Abstract

Advanced regeneration, in the form of tree seedlings and saplings, is critical for ensuring long-term viability and resilience of forest ecosystems in the eastern United States. Lack of regeneration and/or compositional mismatch between regeneration and canopy layers, called regeneration debt, can lead to shifts in forest composition, structure, and in extreme cases, forest loss. Here we examined status and trends in regeneration across 39 national parks from Virginia to Maine, spanning 12 years to apply the regeneration debt concept. We further refined the concept by adding new metrics and classifying results into easily interpreted categories adapted from the literature: imminent failure, probable failure, insecure, and secure. We then used model selection to determine the potential drivers most influencing patterns of regeneration debt. Status and trends indicated widespread regeneration debt in eastern national parks, with 27 of 39 parks classified as imminent or probable failure.
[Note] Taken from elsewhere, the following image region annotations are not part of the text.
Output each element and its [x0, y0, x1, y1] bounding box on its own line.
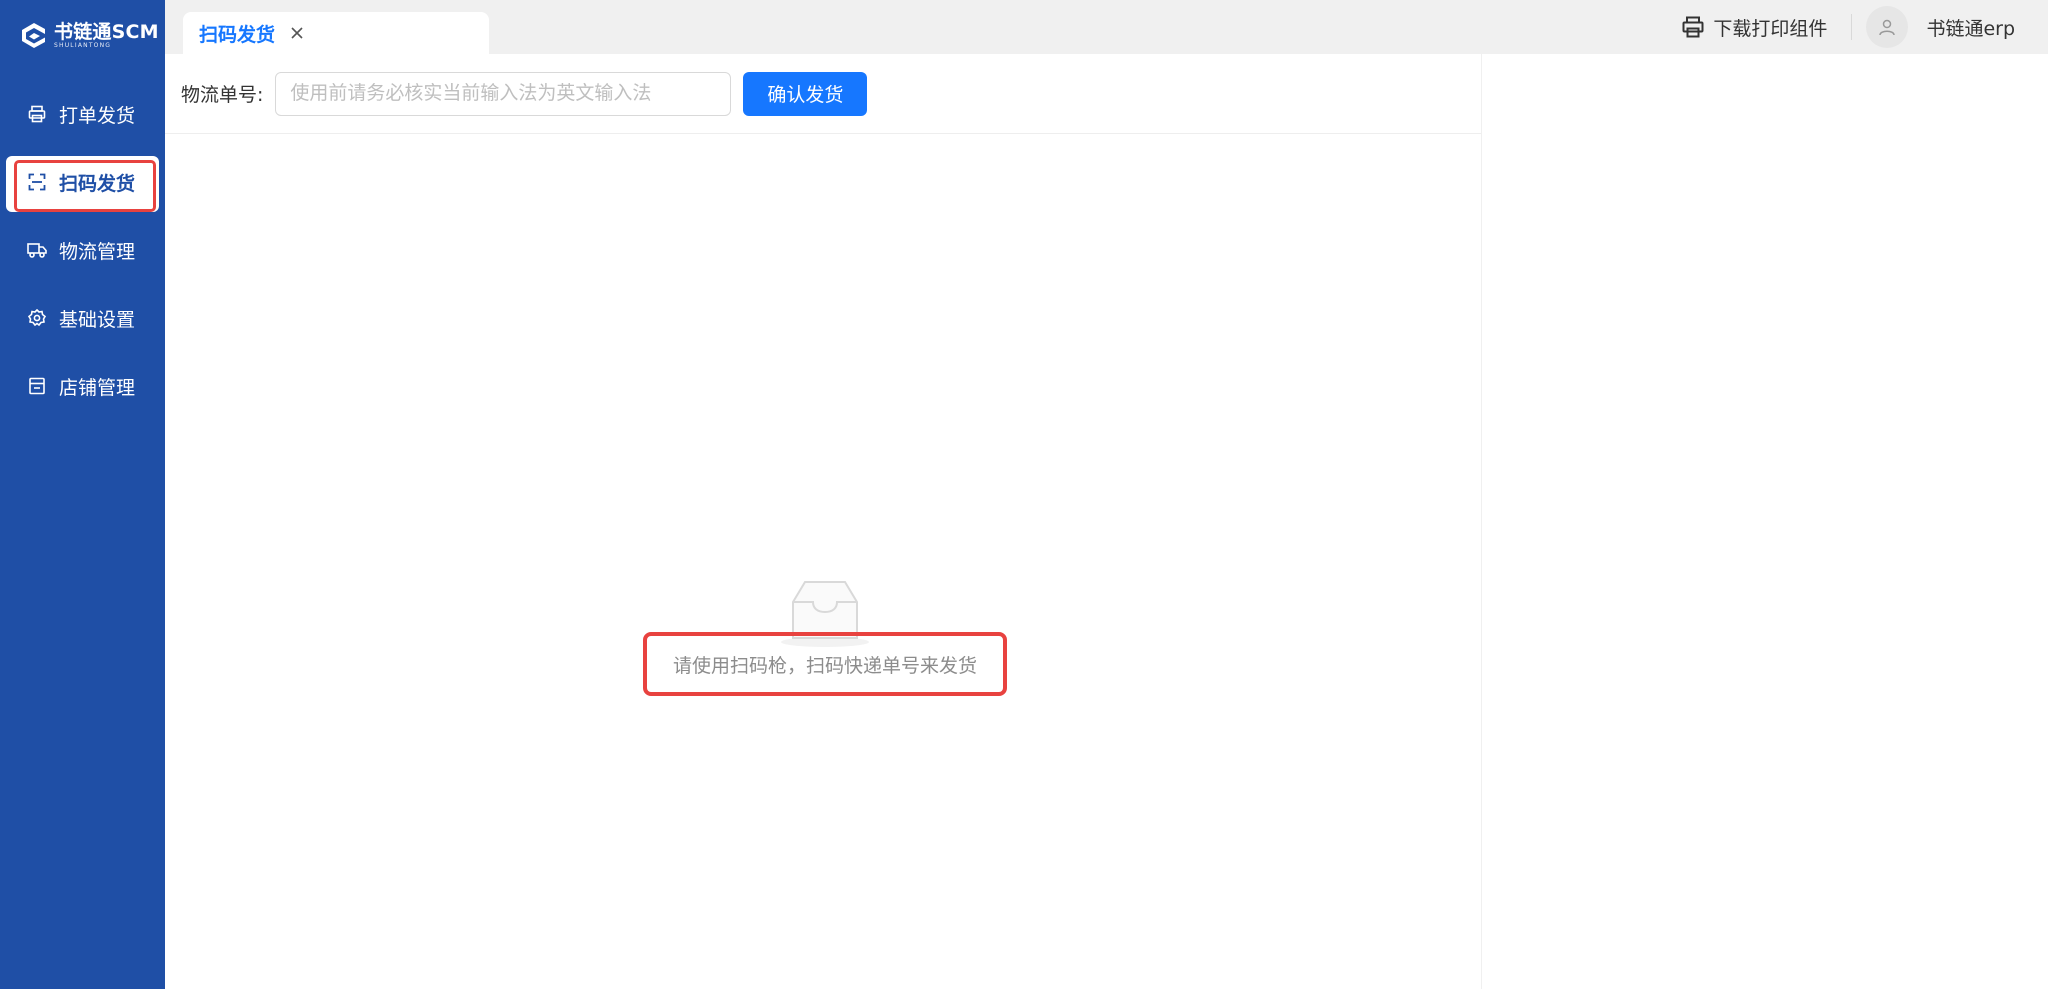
download-print-plugin-button[interactable]: 下载打印组件 — [1681, 14, 1839, 41]
sidebar-item-scan-ship[interactable]: 扫码发货 — [0, 156, 165, 212]
tab-scan-ship[interactable]: 扫码发货 — [183, 12, 489, 54]
sidebar-item-label: 打单发货 — [59, 104, 136, 127]
logo-subtitle: SHULIANTONG — [54, 41, 112, 49]
main-content: 物流单号: 确认发货 请使用扫码枪，扫码快递单号来发货 — [165, 54, 1481, 989]
scan-icon — [27, 172, 47, 192]
tab-label: 扫码发货 — [199, 23, 276, 46]
sidebar: 书链通SCM SHULIANTONG 打单发货 扫码发货 物流管理 基础设置 店… — [0, 0, 165, 989]
sidebar-nav: 打单发货 扫码发货 物流管理 基础设置 店铺管理 — [0, 88, 165, 428]
highlight-box: 请使用扫码枪，扫码快递单号来发货 — [643, 632, 1007, 696]
sidebar-item-logistics[interactable]: 物流管理 — [0, 224, 165, 276]
printer-icon — [1682, 16, 1704, 38]
truck-icon — [27, 240, 47, 260]
empty-state: 请使用扫码枪，扫码快递单号来发货 — [165, 54, 1481, 989]
sidebar-item-label: 店铺管理 — [59, 376, 136, 399]
sidebar-item-label: 物流管理 — [59, 240, 136, 263]
sidebar-item-label: 扫码发货 — [59, 172, 136, 195]
app-logo[interactable]: 书链通SCM SHULIANTONG — [20, 18, 159, 52]
right-panel — [1481, 54, 2048, 989]
printer-icon — [27, 104, 47, 124]
sidebar-item-label: 基础设置 — [59, 308, 136, 331]
top-bar: 扫码发货 下载打印组件 书链通erp — [165, 0, 2048, 54]
header-actions: 下载打印组件 书链通erp — [1681, 0, 2048, 54]
avatar[interactable] — [1866, 6, 1909, 48]
username[interactable]: 书链通erp — [1926, 14, 2048, 41]
download-label: 下载打印组件 — [1713, 17, 1828, 40]
gear-icon — [27, 308, 47, 328]
sidebar-item-settings[interactable]: 基础设置 — [0, 292, 165, 344]
sidebar-item-store[interactable]: 店铺管理 — [0, 360, 165, 412]
user-icon — [1879, 19, 1896, 36]
empty-state-message: 请使用扫码枪，扫码快递单号来发货 — [672, 654, 977, 677]
close-icon[interactable] — [289, 25, 305, 41]
header-divider — [1851, 14, 1853, 40]
logo-title: 书链通SCM — [54, 20, 159, 43]
logo-icon — [22, 23, 45, 48]
sidebar-item-print-ship[interactable]: 打单发货 — [0, 88, 165, 140]
store-icon — [27, 376, 47, 396]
Deer browse impact was consistently the strongest predictor of regeneration abundance. The most pervasive component of regeneration debt observed across parks was a sapling bottleneck, characterized by critically low sapling density of native canopy species and significant declines in native canopy sapling basal area or density for most parks. Regeneration mismatches also threaten forest resilience in many parks, where native canopy seedlings and saplings were outnumbered by native subcanopy species, particularly species that are less palatable deer browse. The devastating impact of emerald ash borer eliminating ash as a native canopy tree also drove regeneration mismatches in many parks that contain abundant ash regeneration, demonstrating the vulnerability of forests that lack diverse understories to invasive pests and pathogens. These findings underscore the critical importance of an integrated forest management approach that promotes an abundant and diverse regeneration layer. In most cases, this can only be achieved through long-term (i.e. multi-decadal) management of white-tailed deer and invasive plants. Small-scale disturbances that increase structural complexity may also promote regeneration where stress from deer and invasive plants is minimal. Without immediate and sustained management intervention, the forest loss we are already observing may become a widespread pattern in eastern national parks and the broader region.